Par ailleurs, il faut signaler que le travail de Venter fait l’objet de pas mal d’intérêts économiques et commerciaux, ce qui fait augmenter la suspicion à son égard. Ses recherches ont été effectuées en collaboration avec la société Synthetic Genomics Inc., fortement soutenue par le gouvernement des Etats-Unis et très liée à Exxon Mobil et BP, dont on connait l’application cruelle des nouvelles technologies, notamment lors de l’écoulement du pétrole dans le Golf mexicain.

Le travail de Venter est important dans la mesure où il représente le début de la « course à la création de microorganismes conçus à la carte » pour produire par exemple des cellules programmées pour créer des biocombustibles à partir de la lumière du soleil, pour purifier l’eau et les pertes de pétrole, de nouveaux vaccins et antibiotiques, etc.

Les risques d’utilisation à mauvais escient de cette technologie sont évidents dès lors qu’elle pourrait être utilisée pour la production d’armes biologiques, qu’elle pourrait aussi générer des accidents au vu des applications illimitées pour de nouvelles formes de vie.
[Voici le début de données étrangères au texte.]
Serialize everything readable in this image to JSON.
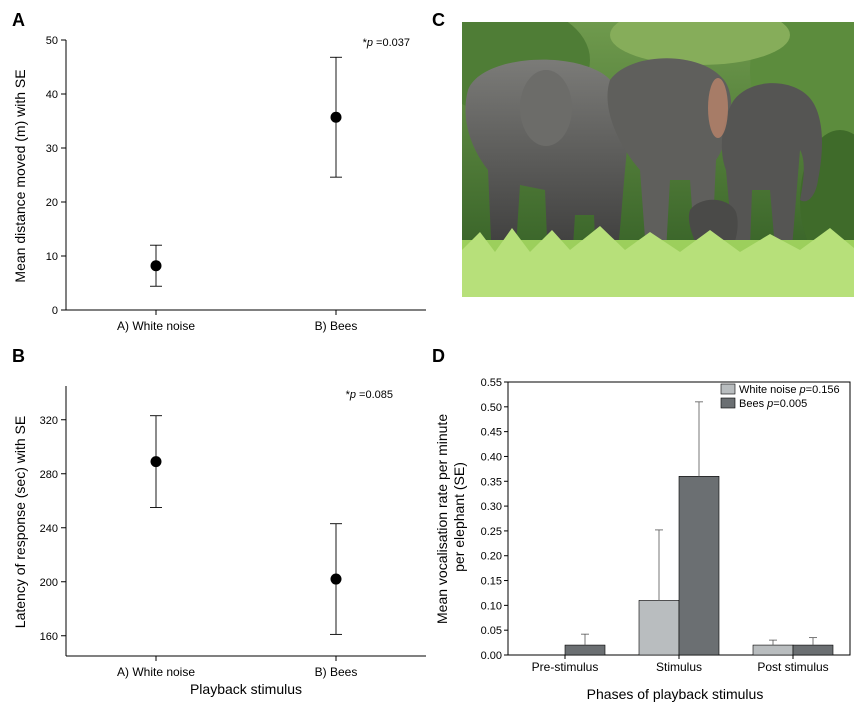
{
  "panels": {
    "A": "A",
    "B": "B",
    "C": "C",
    "D": "D"
  },
  "shared_xlabel": "Playback stimulus",
  "photo": {
    "sky_color": "#9fc07a",
    "foliage_color": "#3d6a2a",
    "elephant_color": "#5a5a5a",
    "grass_color": "#a8d96a"
  },
  "chart_data": [
    {
      "id": "A",
      "type": "scatter",
      "categories": [
        "A) White noise",
        "B) Bees"
      ],
      "values": [
        8.2,
        35.7
      ],
      "error_upper": [
        12.0,
        46.8
      ],
      "error_lower": [
        4.4,
        24.6
      ],
      "ylabel": "Mean distance moved (m) with SE",
      "xlabel": "",
      "ylim": [
        0,
        50
      ],
      "yticks": [
        0,
        10,
        20,
        30,
        40,
        50
      ],
      "annotation_star": "*",
      "annotation_p": "p",
      "annotation_value": " =0.037"
    },
    {
      "id": "B",
      "type": "scatter",
      "categories": [
        "A) White noise",
        "B) Bees"
      ],
      "values": [
        289,
        202
      ],
      "error_upper": [
        323,
        243
      ],
      "error_lower": [
        255,
        161
      ],
      "ylabel": "Latency of response (sec) with SE",
      "xlabel": "Playback stimulus",
      "ylim": [
        145,
        345
      ],
      "yticks": [
        160,
        200,
        240,
        280,
        320
      ],
      "annotation_star": "*",
      "annotation_p": "p",
      "annotation_value": " =0.085"
    },
    {
      "id": "D",
      "type": "bar",
      "categories": [
        "Pre-stimulus",
        "Stimulus",
        "Post stimulus"
      ],
      "series": [
        {
          "name": "White noise",
          "p_label": "p",
          "p_value": "=0.156",
          "color": "#b9bdbf",
          "values": [
            0,
            0.11,
            0.02
          ],
          "error_upper": [
            0,
            0.252,
            0.03
          ]
        },
        {
          "name": "Bees",
          "p_label": "p",
          "p_value": "=0.005",
          "color": "#6b6f72",
          "values": [
            0.02,
            0.36,
            0.02
          ],
          "error_upper": [
            0.042,
            0.51,
            0.035
          ]
        }
      ],
      "ylabel_line1": "Mean vocalisation rate per minute",
      "ylabel_line2": "per elephant (SE)",
      "xlabel": "Phases of playback stimulus",
      "ylim": [
        0,
        0.55
      ],
      "yticks": [
        "0.00",
        "0.05",
        "0.10",
        "0.15",
        "0.20",
        "0.25",
        "0.30",
        "0.35",
        "0.40",
        "0.45",
        "0.50",
        "0.55"
      ],
      "legend_position": "top-right"
    }
  ]
}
De fait, en octobre 2004, dans un éditorial de la revue scientifique Nature, on pouvait lire : « si les biologistes sont sur le point de synthétiser de nouvelles formes de vie, la portée des désastres qui pourraient être provoqués volontairement, ou par négligence, est potentiellement immense ».

Les réactions ne tardèrent pas de la part du monde religieux : « Dans de mauvaises mains, la nouveauté d’aujourd’hui peut supposer demain un saut dévastateur vers l’inconnu » estime l’évêque Domenico Mogavero, président de la Commission des Affaires Juridiques de la Conférence Episcopale italienne, lors d’un entretien publié dans le journal de la Stampa. Il ajoute : « l’homme vient de Dieu, mais il n’est pas Dieu : il est humain et a la possibilité de donner la vie en procréant et non en la construisant artificiellement ». De son côté, Federico Lombardi, porte-parole du Vatican, se montre plus prudent, affirmant qu’il faut « attendre d’avoir plus d’information » au sujet de cette découverte.

Une avancée à célébrer

Historiquement, les progrès scientifiques qui atteignent les frontières de la connaissance, ont générés de grandes peurs, et même des persécutions -rappelons-nous Galilée. Mais si nous nous mettions à la place de ces hominidés d’il y a 500.000 années qui à la différence de toutes les autres espèces en dépassant leur propre instinct de conservation furent capables de s’approcher du feu, de le conserver, de le dominer et par la suite de le produire, nous nous rendrions compte que « apprendre sans limites » a été l’un des piliers de l’extraordinaire développement de notre espèce.

Même s’il y eut certainement des accidents et qu’on utilisa le feu aussi comme arme de destruction, le feu changea complètement la vie de ces hominidés : il procura la lumière et la chaleur face à l’obscurité et le froid ; il leur apporta protection face aux autres animaux prédateurs ; il leur permit de cuisiner la nourriture, d’éliminer les parasites et les bactéries améliorant ainsi les capacités nutritives. L’utilisation du feu rendit possible le début des transformations physiques et chimiques de la matière inanimée comme la fonte des métaux. C’est-à-dire que le feu est le point de départ de la première époque de « haute technologie » de l’humanité. Sans aucun doute, nous n’existerions pas aujourd’hui si ces premiers hominidés n’avaient pas désobéi à leur propre instinct de conservation.

Au-delà des préoccupations éthiques, philosophiques, religieuses et politiques, au-delà des intérêts commerciaux de Venter même ou des entreprises soutenant la recherche, il est clair que le travail de Venter ouvre la voie à de nouvelles formes de vie. L’évolution de la vie dépend depuis des millions d’années de la combinaison de quatre paires de lettres chimiques de l’ADN. Maintenant, le travail de Venter ouvre la possibilité à la génération d’êtres vivants inédits sur notre planète.

Si jusqu’à présent notre espèce a été capable de modifier la nature ainsi que sa propre nature, nous sommes aujourd’hui au seuil de la conception de nouvelles formes de vie en dehors de ce qui est naturel. Les aboutissements de tout ceci sont inimaginables, et il s’agit là d’une nouvelle qui mérite d’être célébrée.